DLP-Tools können lokal gespeicherte Daten nach Gesundheitsdaten scannen, und wenn diese auf den Computern von nicht autorisiertem Personal identifiziert werden, können Abhilfemaßnahmen wie Löschen oder Verschlüsselung ergriffen werden. Auf diese Weise können Organisationen im Gesundheitswesen die digitale Spur von Gesundheitsdaten reduzieren und sicherstellen, dass sie nur dort gespeichert werden, wo sie benötigt werden.

4. Überwachung und Protokollierung

DLP-Lösungen helfen nicht nur bei der Kontrolle, wie Gesundheitsdaten übertragen und gespeichert werden, sondern überwachen auch kontinuierlich deren Bewegungen. Alle Versuche, eine Richtlinie zu verletzen, werden protokolliert. Mit den Überwachungs- und Protokollierungsfunktionen von DLP können Organisationen des Gesundheitswesens Schwachstellen in ihren Cybersicherheitsstrategien und bei ihren Mitarbeitern erkennen. Wenn sie diese nutzen, können sie durch effektivere Schulungen für Mitarbeiter und kosteneffektivere Cybersicherheitsstrategien, die bekannte Schwachstellen beheben, Geld sparen.

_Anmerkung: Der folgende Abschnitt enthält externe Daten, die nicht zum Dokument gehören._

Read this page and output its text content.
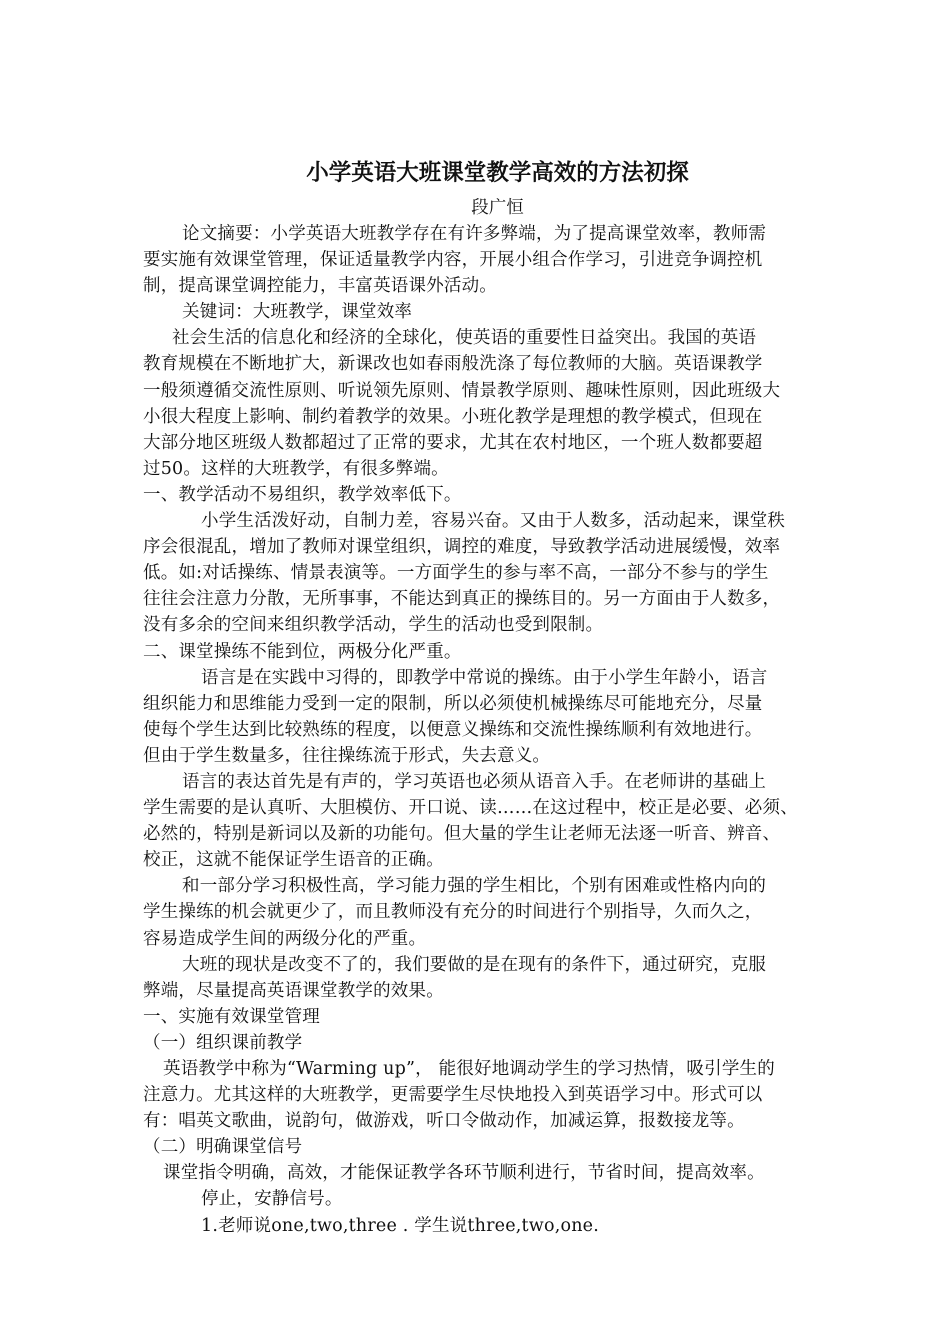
小学英语大班课堂教学高效的方法初探
段广恒
论文摘要：小学英语大班教学存在有许多弊端，为了提高课堂效率，教师需
要实施有效课堂管理，保证适量教学内容，开展小组合作学习，引进竞争调控机
制，提高课堂调控能力，丰富英语课外活动。
关键词：大班教学，课堂效率
社会生活的信息化和经济的全球化，使英语的重要性日益突出。我国的英语
教育规模在不断地扩大，新课改也如春雨般洗涤了每位教师的大脑。英语课教学
一般须遵循交流性原则、听说领先原则、情景教学原则、趣味性原则，因此班级大
小很大程度上影响、制约着教学的效果。小班化教学是理想的教学模式，但现在
大部分地区班级人数都超过了正常的要求，尤其在农村地区，一个班人数都要超
过50。这样的大班教学，有很多弊端。
一、教学活动不易组织，教学效率低下。
小学生活泼好动，自制力差，容易兴奋。又由于人数多，活动起来，课堂秩
序会很混乱，增加了教师对课堂组织，调控的难度，导致教学活动进展缓慢，效率
低。如:对话操练、情景表演等。一方面学生的参与率不高，一部分不参与的学生
往往会注意力分散，无所事事，不能达到真正的操练目的。另一方面由于人数多，
没有多余的空间来组织教学活动，学生的活动也受到限制。
二、课堂操练不能到位，两极分化严重。
语言是在实践中习得的，即教学中常说的操练。由于小学生年龄小，语言
组织能力和思维能力受到一定的限制，所以必须使机械操练尽可能地充分，尽量
使每个学生达到比较熟练的程度，以便意义操练和交流性操练顺利有效地进行。
但由于学生数量多，往往操练流于形式，失去意义。
语言的表达首先是有声的，学习英语也必须从语音入手。在老师讲的基础上
学生需要的是认真听、大胆模仿、开口说、读……在这过程中，校正是必要、必须、
必然的，特别是新词以及新的功能句。但大量的学生让老师无法逐一听音、辨音、
校正，这就不能保证学生语音的正确。
和一部分学习积极性高，学习能力强的学生相比，个别有困难或性格内向的
学生操练的机会就更少了，而且教师没有充分的时间进行个别指导，久而久之，
容易造成学生间的两级分化的严重。
大班的现状是改变不了的，我们要做的是在现有的条件下，通过研究，克服
弊端，尽量提高英语课堂教学的效果。
一、实施有效课堂管理
（一）组织课前教学
英语教学中称为“Warming up”， 能很好地调动学生的学习热情，吸引学生的
注意力。尤其这样的大班教学，更需要学生尽快地投入到英语学习中。形式可以
有：唱英文歌曲，说韵句，做游戏，听口令做动作，加减运算，报数接龙等。
（二）明确课堂信号
课堂指令明确，高效，才能保证教学各环节顺利进行，节省时间，提高效率。
停止，安静信号。
1.老师说one,two,three . 学生说three,two,one.
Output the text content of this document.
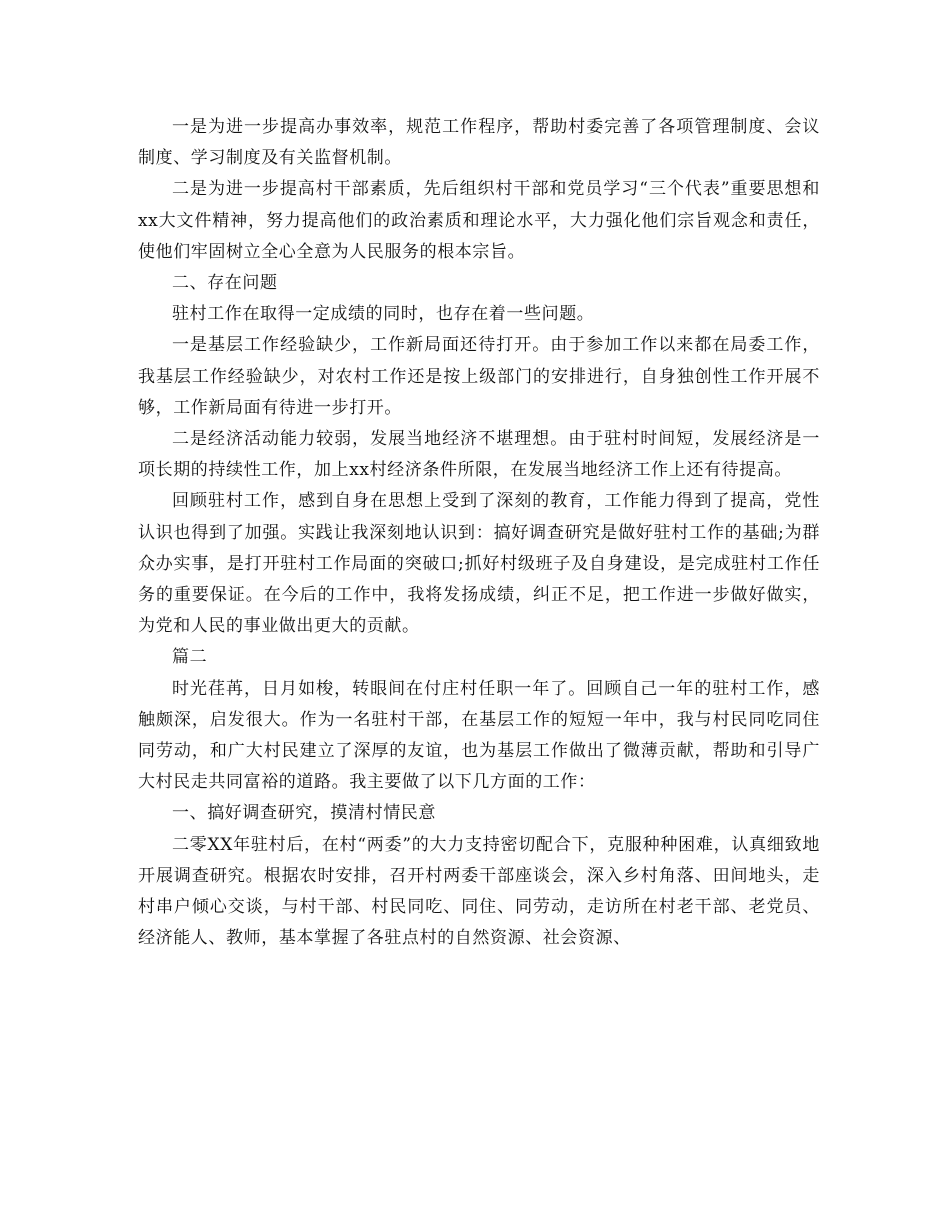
一是为进一步提高办事效率，规范工作程序，帮助村委完善了各项管理制度、会议制度、学习制度及有关监督机制。

二是为进一步提高村干部素质，先后组织村干部和党员学习“三个代表”重要思想和xx大文件精神，努力提高他们的政治素质和理论水平，大力强化他们宗旨观念和责任，使他们牢固树立全心全意为人民服务的根本宗旨。

二、存在问题

驻村工作在取得一定成绩的同时，也存在着一些问题。

一是基层工作经验缺少，工作新局面还待打开。由于参加工作以来都在局委工作，我基层工作经验缺少，对农村工作还是按上级部门的安排进行，自身独创性工作开展不够，工作新局面有待进一步打开。

二是经济活动能力较弱，发展当地经济不堪理想。由于驻村时间短，发展经济是一项长期的持续性工作，加上xx村经济条件所限，在发展当地经济工作上还有待提高。

回顾驻村工作，感到自身在思想上受到了深刻的教育，工作能力得到了提高，党性认识也得到了加强。实践让我深刻地认识到：搞好调查研究是做好驻村工作的基础;为群众办实事，是打开驻村工作局面的突破口;抓好村级班子及自身建设，是完成驻村工作任务的重要保证。在今后的工作中，我将发扬成绩，纠正不足，把工作进一步做好做实，为党和人民的事业做出更大的贡献。

篇二

时光荏苒，日月如梭，转眼间在付庄村任职一年了。回顾自己一年的驻村工作，感触颇深，启发很大。作为一名驻村干部，在基层工作的短短一年中，我与村民同吃同住同劳动，和广大村民建立了深厚的友谊，也为基层工作做出了微薄贡献，帮助和引导广大村民走共同富裕的道路。我主要做了以下几方面的工作：

一、搞好调查研究，摸清村情民意

二零XX年驻村后，在村“两委”的大力支持密切配合下，克服种种困难，认真细致地开展调查研究。根据农时安排，召开村两委干部座谈会，深入乡村角落、田间地头，走村串户倾心交谈，与村干部、村民同吃、同住、同劳动，走访所在村老干部、老党员、经济能人、教师，基本掌握了各驻点村的自然资源、社会资源、
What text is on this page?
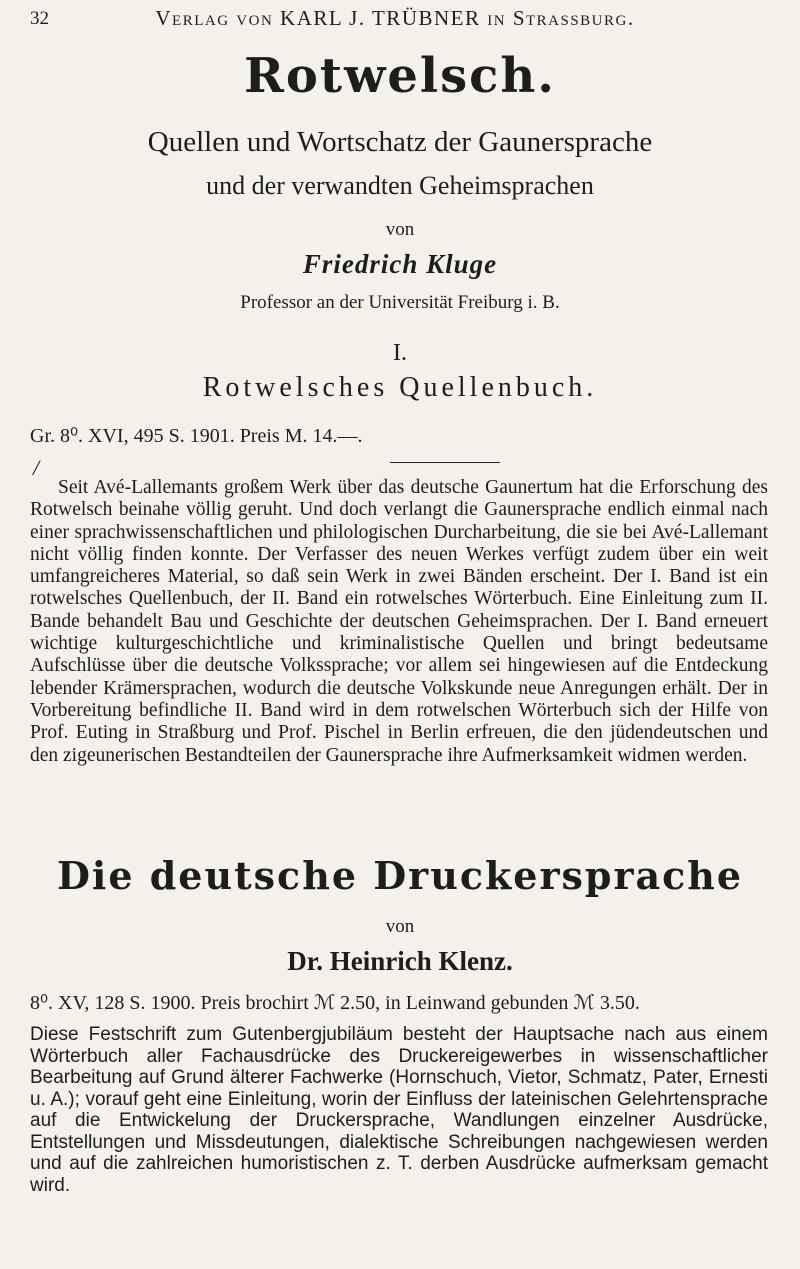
32	Verlag von KARL J. TRÜBNER in Strassburg.
Rotwelsch.
Quellen und Wortschatz der Gaunersprache
und der verwandten Geheimsprachen
von
Friedrich Kluge
Professor an der Universität Freiburg i. B.
I.
Rotwelsches Quellenbuch.
Gr. 8⁰. XVI, 495 S. 1901. Preis M. 14.—.
/
Seit Avé-Lallemants großem Werk über das deutsche Gaunertum hat die Erforschung des Rotwelsch beinahe völlig geruht. Und doch verlangt die Gaunersprache endlich einmal nach einer sprachwissenschaftlichen und philologischen Durcharbeitung, die sie bei Avé-Lallemant nicht völlig finden konnte. Der Verfasser des neuen Werkes verfügt zudem über ein weit umfangreicheres Material, so daß sein Werk in zwei Bänden erscheint. Der I. Band ist ein rotwelsches Quellenbuch, der II. Band ein rotwelsches Wörterbuch. Eine Einleitung zum II. Bande behandelt Bau und Geschichte der deutschen Geheimsprachen. Der I. Band erneuert wichtige kulturgeschichtliche und kriminalistische Quellen und bringt bedeutsame Aufschlüsse über die deutsche Volkssprache; vor allem sei hingewiesen auf die Entdeckung lebender Krämersprachen, wodurch die deutsche Volkskunde neue Anregungen erhält. Der in Vorbereitung befindliche II. Band wird in dem rotwelschen Wörterbuch sich der Hilfe von Prof. Euting in Straßburg und Prof. Pischel in Berlin erfreuen, die den jüdendeutschen und den zigeunerischen Bestandteilen der Gaunersprache ihre Aufmerksamkeit widmen werden.
Die deutsche Druckersprache
von
Dr. Heinrich Klenz.
8⁰. XV, 128 S. 1900. Preis brochirt ℳ 2.50, in Leinwand gebunden ℳ 3.50.
Diese Festschrift zum Gutenbergjubiläum besteht der Hauptsache nach aus einem Wörterbuch aller Fachausdrücke des Druckereigewerbes in wissenschaftlicher Bearbeitung auf Grund älterer Fachwerke (Hornschuch, Vietor, Schmatz, Pater, Ernesti u. A.); vorauf geht eine Einleitung, worin der Einfluss der lateinischen Gelehrtensprache auf die Entwickelung der Druckersprache, Wandlungen einzelner Ausdrücke, Entstellungen und Missdeutungen, dialektische Schreibungen nachgewiesen werden und auf die zahlreichen humoristischen z. T. derben Ausdrücke aufmerksam gemacht wird.
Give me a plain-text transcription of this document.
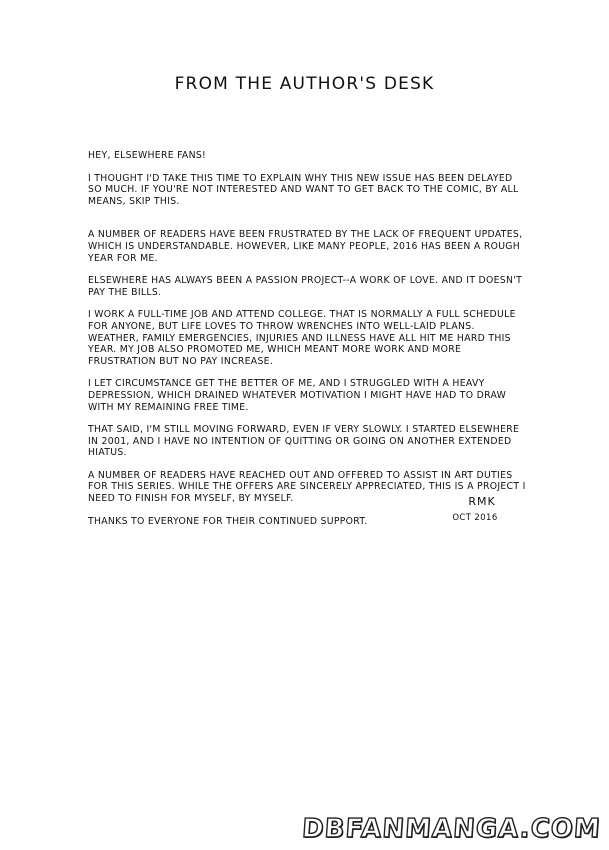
FROM THE AUTHOR'S DESK

HEY, ELSEWHERE FANS!

I THOUGHT I'D TAKE THIS TIME TO EXPLAIN WHY THIS NEW ISSUE HAS BEEN DELAYED SO MUCH. IF YOU'RE NOT INTERESTED AND WANT TO GET BACK TO THE COMIC, BY ALL MEANS, SKIP THIS.

A NUMBER OF READERS HAVE BEEN FRUSTRATED BY THE LACK OF FREQUENT UPDATES, WHICH IS UNDERSTANDABLE. HOWEVER, LIKE MANY PEOPLE, 2016 HAS BEEN A ROUGH YEAR FOR ME.

ELSEWHERE HAS ALWAYS BEEN A PASSION PROJECT--A WORK OF LOVE. AND IT DOESN'T PAY THE BILLS.

I WORK A FULL-TIME JOB AND ATTEND COLLEGE. THAT IS NORMALLY A FULL SCHEDULE FOR ANYONE, BUT LIFE LOVES TO THROW WRENCHES INTO WELL-LAID PLANS. WEATHER, FAMILY EMERGENCIES, INJURIES AND ILLNESS HAVE ALL HIT ME HARD THIS YEAR. MY JOB ALSO PROMOTED ME, WHICH MEANT MORE WORK AND MORE FRUSTRATION BUT NO PAY INCREASE.

I LET CIRCUMSTANCE GET THE BETTER OF ME, AND I STRUGGLED WITH A HEAVY DEPRESSION, WHICH DRAINED WHATEVER MOTIVATION I MIGHT HAVE HAD TO DRAW WITH MY REMAINING FREE TIME.

THAT SAID, I'M STILL MOVING FORWARD, EVEN IF VERY SLOWLY. I STARTED ELSEWHERE IN 2001, AND I HAVE NO INTENTION OF QUITTING OR GOING ON ANOTHER EXTENDED HIATUS.

A NUMBER OF READERS HAVE REACHED OUT AND OFFERED TO ASSIST IN ART DUTIES FOR THIS SERIES. WHILE THE OFFERS ARE SINCERELY APPRECIATED, THIS IS A PROJECT I NEED TO FINISH FOR MYSELF, BY MYSELF.

THANKS TO EVERYONE FOR THEIR CONTINUED SUPPORT.

RMK
OCT 2016
DBFANMANGA.COM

5. Schutz von Gesundheitsdaten bei der Arbeit aus der Ferne

Abhängig von der Ebene, auf der sie eingesetzt werden, arbeiten DLP-Tools auch aus der Ferne. DLP-Lösungen, wie z. B. Endpoint Protector, werden auf der Computerebene implementiert und arbeiten weiter, egal ob ein Computer mit dem Netzwerk einer Gesundheitseinrichtung oder dem Internet verbunden ist. Auf diese Weise ist der Schutz von Daten im Gesundheitswesen ununterbrochen gewährleistet.

Dies ist gerade jetzt während der COVID-19-Pandemie besonders wichtig. Obwohl Vorschriften wie HIPAA gelockert wurden, um die Arbeit aus der Ferne zu ermöglichen, wurde auf keine der Anforderungen verzichtet. Daher ist es für Organisationen im Gesundheitswesen unerlässlich, eine kontinuierliche Einhaltung zu gewährleisten.